Date of Birth | c. 1884 |
---|---|
Age at Death | 32 |
Date of Death | 4 September 1916 |
Service Number | 154 |
Military Service | "A" Company, 15th Battalion Royal Warwickshire Regiment |
Merton Address | |
Local Memorial | St. Mary's Church, Merton Park |
Additional Information
Born in the St.Pancras district of London on 5 August 1884, George was baptised at St. Andrew’s, Holborn on 12 October. He was the son of surveyor, Thomas Fisher and his wife Emily. The couple also had an older son, James and a younger child, Ewart.

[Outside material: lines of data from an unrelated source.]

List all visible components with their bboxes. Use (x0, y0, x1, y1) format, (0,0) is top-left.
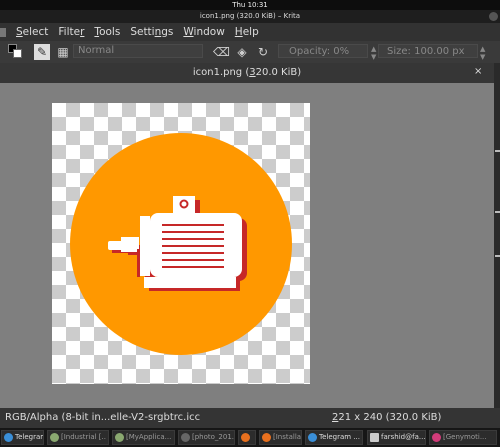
image-canvas[interactable] (52, 103, 310, 384)
dock-handle[interactable] (495, 255, 500, 257)
menu-tools[interactable]: Tools (94, 26, 120, 38)
taskbar-item[interactable]: Telegram ... (305, 430, 363, 445)
size-spin-arrows-icon[interactable]: ▲ ▼ (480, 45, 485, 61)
eraser-mode-icon[interactable]: ⌫ (213, 44, 230, 60)
opacity-spin-arrows-icon[interactable]: ▲ ▼ (371, 45, 376, 61)
image-viewer-icon (181, 433, 190, 442)
taskbar-item[interactable] (238, 430, 256, 445)
window-title: icon1.png (320.0 KiB) – Krita (0, 10, 500, 23)
preserve-alpha-icon[interactable]: ◈ (234, 44, 250, 60)
genymotion-icon (432, 433, 441, 442)
system-clock: Thu 10:31 (0, 0, 500, 10)
firefox-icon (262, 433, 271, 442)
taskbar-item[interactable]: farshid@fa... (367, 430, 426, 445)
color-profile-status: RGB/Alpha (8-bit in...elle-V2-srgbtrc.ic… (5, 412, 201, 423)
right-dock-panel (494, 63, 500, 408)
opacity-value: 0% (333, 46, 350, 57)
image-dimensions-status: 221 x 240 (320.0 KiB) (332, 412, 442, 423)
brush-preset-icon[interactable]: ✎ (34, 44, 50, 60)
document-tab[interactable]: icon1.png (320.0 KiB) (0, 63, 494, 83)
terminal-icon (370, 433, 379, 442)
android-studio-icon (50, 433, 59, 442)
taskbar-item[interactable]: [MyApplica... (112, 430, 175, 445)
reload-preset-icon[interactable]: ↻ (255, 44, 271, 60)
window-close-button[interactable] (489, 12, 498, 21)
size-value: 100.00 px (414, 46, 465, 57)
taskbar-item[interactable]: Telegram (... (1, 430, 44, 445)
dock-handle[interactable] (495, 150, 500, 152)
menu-bar: Select Filter Tools Settings Window Help (0, 23, 500, 41)
menu-help[interactable]: Help (235, 26, 259, 38)
menu-select[interactable]: Select (16, 26, 48, 38)
motor-icon-artwork (70, 133, 292, 355)
close-document-icon[interactable]: × (474, 66, 482, 77)
menu-settings[interactable]: Settings (130, 26, 173, 38)
menu-partial-icon[interactable] (0, 27, 6, 37)
android-studio-icon (115, 433, 124, 442)
taskbar-item[interactable]: [Genymoti... (429, 430, 497, 445)
taskbar-item[interactable]: [Industrial [.. (47, 430, 109, 445)
firefox-icon (241, 433, 250, 442)
taskbar-item[interactable]: [photo_201... (178, 430, 235, 445)
menu-window[interactable]: Window (183, 26, 224, 38)
opacity-slider[interactable]: Opacity: 0% (278, 44, 368, 58)
terminal-box-hole (179, 199, 189, 209)
dock-handle[interactable] (495, 211, 500, 213)
taskbar-item[interactable]: [Installatio... (259, 430, 302, 445)
background-color-swatch[interactable] (13, 49, 22, 58)
blend-mode-select[interactable]: Normal (73, 44, 203, 58)
telegram-icon (308, 433, 317, 442)
menu-filter[interactable]: Filter (58, 26, 84, 38)
brush-size-slider[interactable]: Size: 100.00 px (378, 44, 478, 58)
grid-presets-icon[interactable]: ▦ (55, 44, 71, 60)
telegram-icon (4, 433, 13, 442)
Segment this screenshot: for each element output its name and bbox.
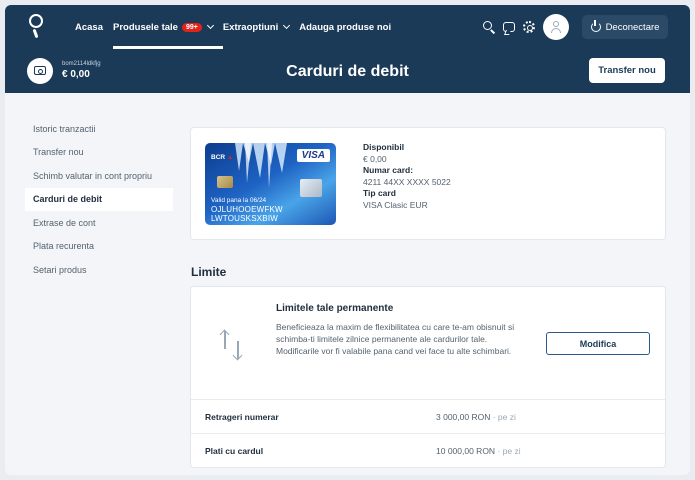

By 1891 the family were living at 3 Gothic Villa on Robinson Road, Colliers Wood but they had moved to Harrowdene Road, Wembley by 1901. Family fortunes seem to have been improving in the years before the war. Thomas Fisher had become a superintending valuer for the Inland Revenue and George, now aged 25, was a surveyor in his own right. The 1911 census shows that he and his family were living in a nine room house called “Branksome”, at 50 Salisbury Road in the Moseley district of Birmingham, together with two cousins, Mary and Emily Smith and a domestic servant.
George seems to have enlisted in the army by 1915 and was a private in A Company, 15th Battalion, Royal Warwickshire Regiment. His battalion was posted to France where George was wounded in action in 1916. He died of his wounds on 4 September and is buried at La Neuville British Cemetery near Corbie.
George is commemorated at St.Mary’s Church, Merton Park. His younger brother, Ewart and his new wife Adela, were then living at Chatsworth Avenue – just a short walk from the church. They remained in the Merton Park area, living at Watery Lane until Ewart’s death in 1958.